I have a kernel that moves data from two arrays into one new array so that I can sort it. I need to malloc this last array beforehand, so I calculate the number of elements to move over (not all the elements in the two arrays are copied, only the “good” ones). Since these two arrays describe the upper half (including the diagonal) of a Hermitian matrix, I think that the total number of elements should be the sum of 2*(number of good elements per row) - 1 (don’t count the diagonal twice). I have a kernel to figure out the number:

```
__device__ long d_num_Elem; //this is set to 0 in host code
__global__ void GetNumElem(long2* H_pos, int lattice_Size){
long row = blockDim.x*blockIdx.x + threadIdx.x;
atomicAdd(&d_num_Elem, (2*(H_pos[ idx(row, 0, 2*lattice_Size + 2) ]).y) - 1); //H_pos[row][0].y stores the number of good elements in that row
}
```

The idx(row, 0, 2*lattice_Size + 2) function maps H_pos[row][0] to its actual location in the 1D array. I copy over the value of d_num_Elem when this kernel is done running, and cudaMalloc H_sort to that size.

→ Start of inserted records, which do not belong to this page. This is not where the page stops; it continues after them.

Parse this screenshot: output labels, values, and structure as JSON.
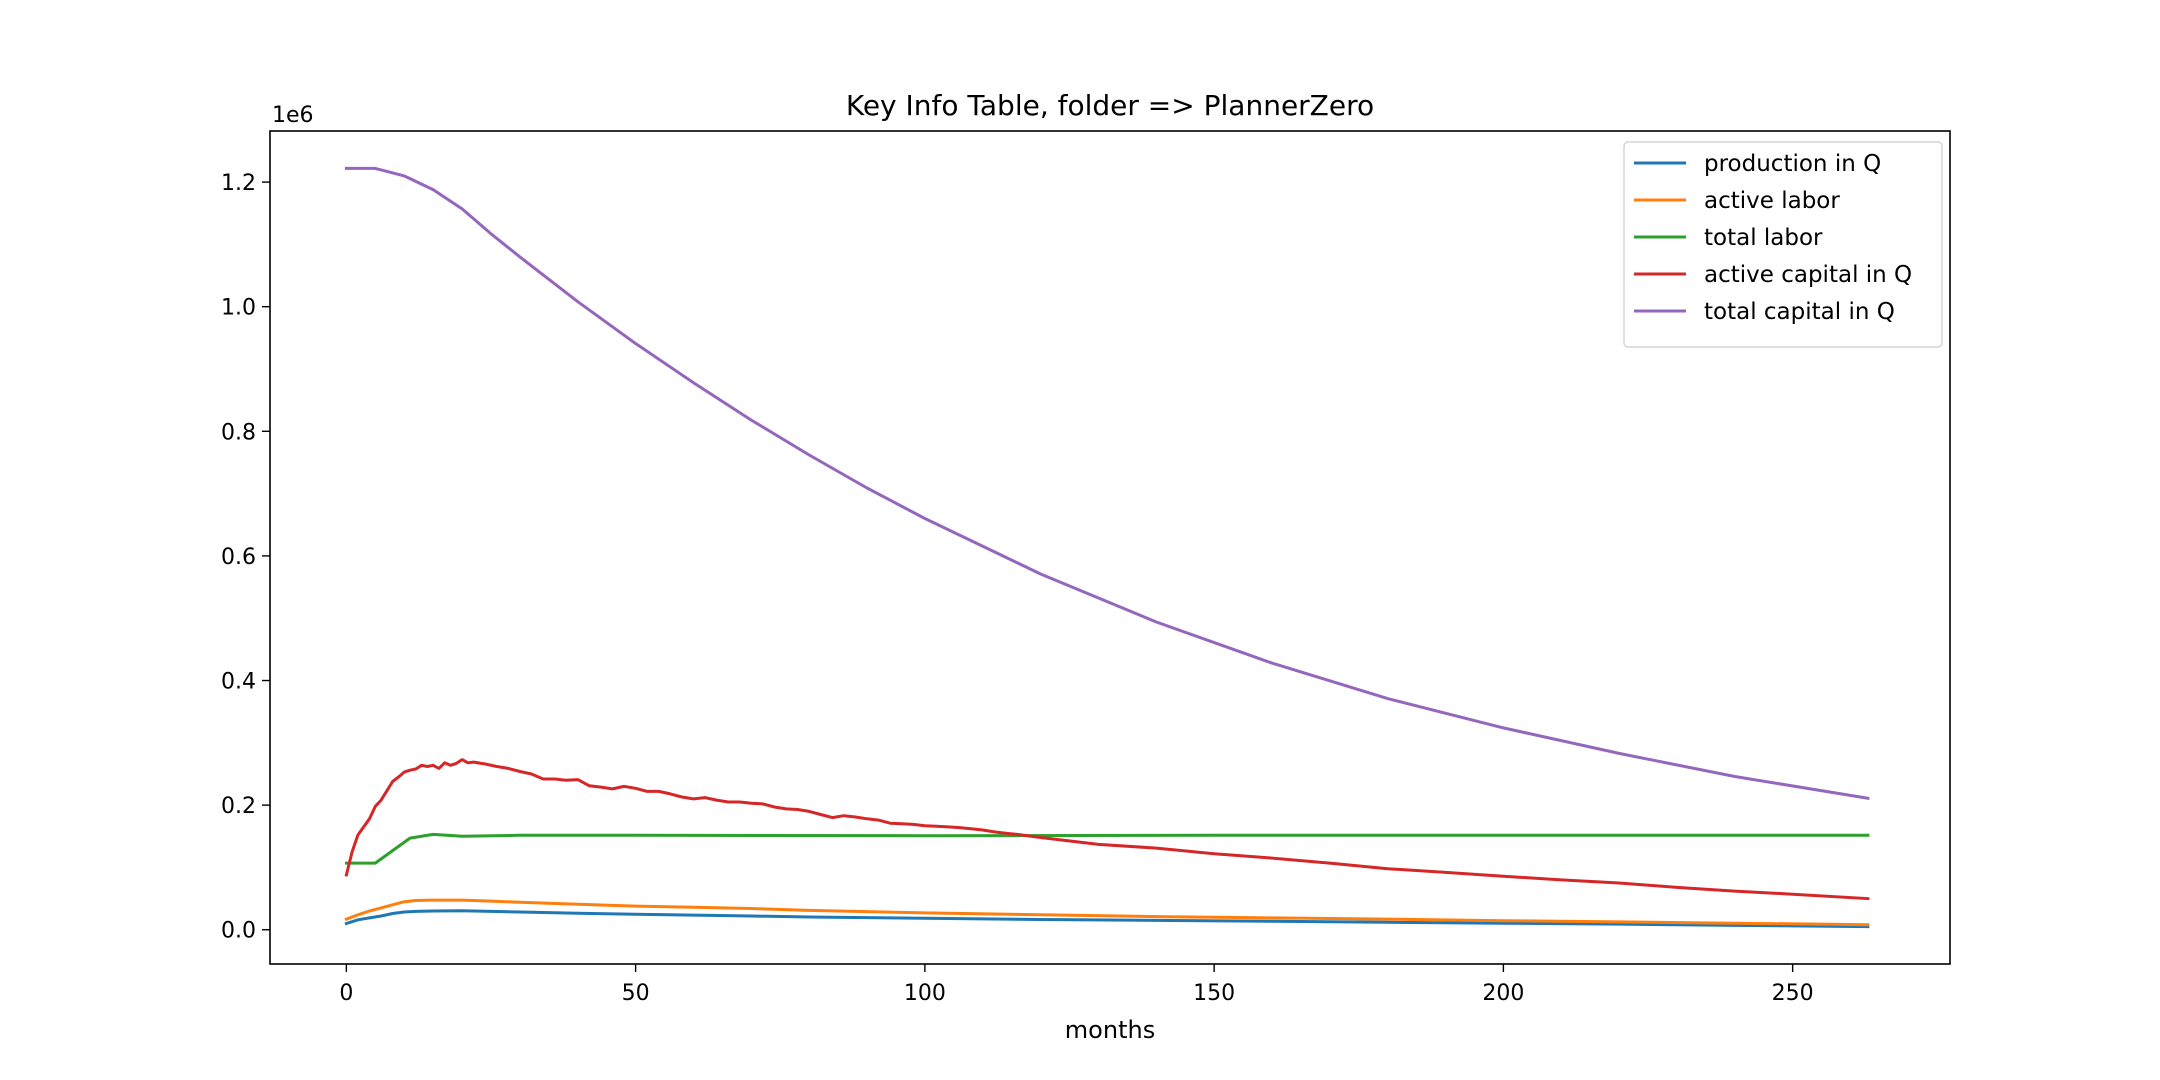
{
  "chart_data": {
    "type": "line",
    "title": "Key Info Table, folder => PlannerZero",
    "xlabel": "months",
    "ylabel": "",
    "y_offset_text": "1e6",
    "xlim": [
      -13.2,
      277.2
    ],
    "ylim": [
      -55000,
      1282000
    ],
    "xticks": [
      0,
      50,
      100,
      150,
      200,
      250
    ],
    "xtick_labels": [
      "0",
      "50",
      "100",
      "150",
      "200",
      "250"
    ],
    "yticks": [
      0,
      200000,
      400000,
      600000,
      800000,
      1000000,
      1200000
    ],
    "ytick_labels": [
      "0.0",
      "0.2",
      "0.4",
      "0.6",
      "0.8",
      "1.0",
      "1.2"
    ],
    "grid": false,
    "legend_position": "top-right",
    "series": [
      {
        "name": "production in Q",
        "color": "#1f77b4",
        "x": [
          0,
          2,
          4,
          6,
          8,
          10,
          12,
          15,
          20,
          25,
          30,
          40,
          50,
          60,
          70,
          80,
          100,
          120,
          140,
          160,
          180,
          200,
          220,
          240,
          263
        ],
        "values": [
          10000,
          16000,
          19000,
          22000,
          26000,
          28500,
          29500,
          30000,
          30500,
          29500,
          28500,
          26500,
          25000,
          23500,
          22000,
          20500,
          18500,
          16500,
          15000,
          13500,
          12000,
          10500,
          9000,
          7000,
          5000
        ]
      },
      {
        "name": "active labor",
        "color": "#ff7f0e",
        "x": [
          0,
          2,
          4,
          6,
          8,
          10,
          12,
          15,
          20,
          25,
          30,
          40,
          50,
          60,
          70,
          80,
          100,
          120,
          140,
          160,
          180,
          200,
          220,
          240,
          263
        ],
        "values": [
          17000,
          24000,
          30000,
          35000,
          40000,
          45000,
          47000,
          47500,
          47500,
          46000,
          44000,
          41000,
          38000,
          36000,
          34000,
          31000,
          27000,
          24000,
          21000,
          19000,
          17000,
          14500,
          12500,
          10500,
          8000
        ]
      },
      {
        "name": "total labor",
        "color": "#2ca02c",
        "x": [
          0,
          5,
          11,
          15,
          20,
          30,
          50,
          100,
          150,
          200,
          263
        ],
        "values": [
          107000,
          107000,
          147000,
          153000,
          150000,
          151500,
          151500,
          151000,
          151500,
          151500,
          151500
        ]
      },
      {
        "name": "active capital in Q",
        "color": "#d62728",
        "x": [
          0,
          1,
          2,
          3,
          4,
          5,
          6,
          7,
          8,
          9,
          10,
          11,
          12,
          13,
          14,
          15,
          16,
          17,
          18,
          19,
          20,
          21,
          22,
          24,
          26,
          28,
          30,
          32,
          34,
          36,
          38,
          40,
          42,
          44,
          46,
          48,
          50,
          52,
          54,
          56,
          58,
          60,
          62,
          64,
          66,
          68,
          70,
          72,
          74,
          76,
          78,
          80,
          82,
          84,
          86,
          88,
          90,
          92,
          94,
          96,
          98,
          100,
          102,
          104,
          106,
          108,
          110,
          112,
          114,
          116,
          120,
          130,
          140,
          150,
          160,
          170,
          180,
          190,
          200,
          210,
          220,
          230,
          240,
          250,
          263
        ],
        "values": [
          88000,
          125000,
          152000,
          165000,
          178000,
          198000,
          208000,
          223000,
          238000,
          245000,
          253000,
          256000,
          258000,
          264000,
          262000,
          264000,
          259000,
          268000,
          264000,
          267000,
          273000,
          268000,
          269000,
          266000,
          262000,
          259000,
          254000,
          250000,
          242000,
          242000,
          240000,
          241000,
          231000,
          229000,
          226000,
          230000,
          227000,
          222000,
          222000,
          218000,
          213000,
          210000,
          212000,
          208000,
          205000,
          205000,
          203000,
          202000,
          197000,
          194000,
          193000,
          190000,
          185000,
          180000,
          183000,
          181000,
          178000,
          176000,
          171000,
          170000,
          169000,
          167000,
          166000,
          165000,
          164000,
          162000,
          160000,
          157000,
          155000,
          153000,
          148000,
          137000,
          131000,
          122000,
          115000,
          107000,
          98000,
          92000,
          86000,
          80000,
          75000,
          68000,
          62000,
          57000,
          50000
        ]
      },
      {
        "name": "total capital in Q",
        "color": "#9467bd",
        "x": [
          0,
          5,
          10,
          15,
          20,
          25,
          30,
          40,
          50,
          60,
          70,
          80,
          90,
          100,
          120,
          140,
          160,
          180,
          200,
          220,
          240,
          263
        ],
        "values": [
          1222000,
          1222000,
          1210000,
          1188000,
          1157000,
          1117000,
          1080000,
          1008000,
          941000,
          878000,
          818000,
          762000,
          709000,
          660000,
          571000,
          494000,
          428000,
          371000,
          324000,
          283000,
          246000,
          211000
        ]
      }
    ]
  }
}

However, in a later function which fills up the sorting array. I need to know where to start putting in the good values for each row so I don’t overwrite things. To figure out the starting position, I use:

```
long row = blockIdx.x;
long start = 0;
for (long ii = 0; ii < row; ii++){
start += 2*(H_pos[ idx(ii, 0 , size1) ]).y - 1 ;
}
```

But I keep getting segfaults in H_sort from start being greater (232102 vs 232046) than d_num_Elem. How is that possible? Am I doing something wrong?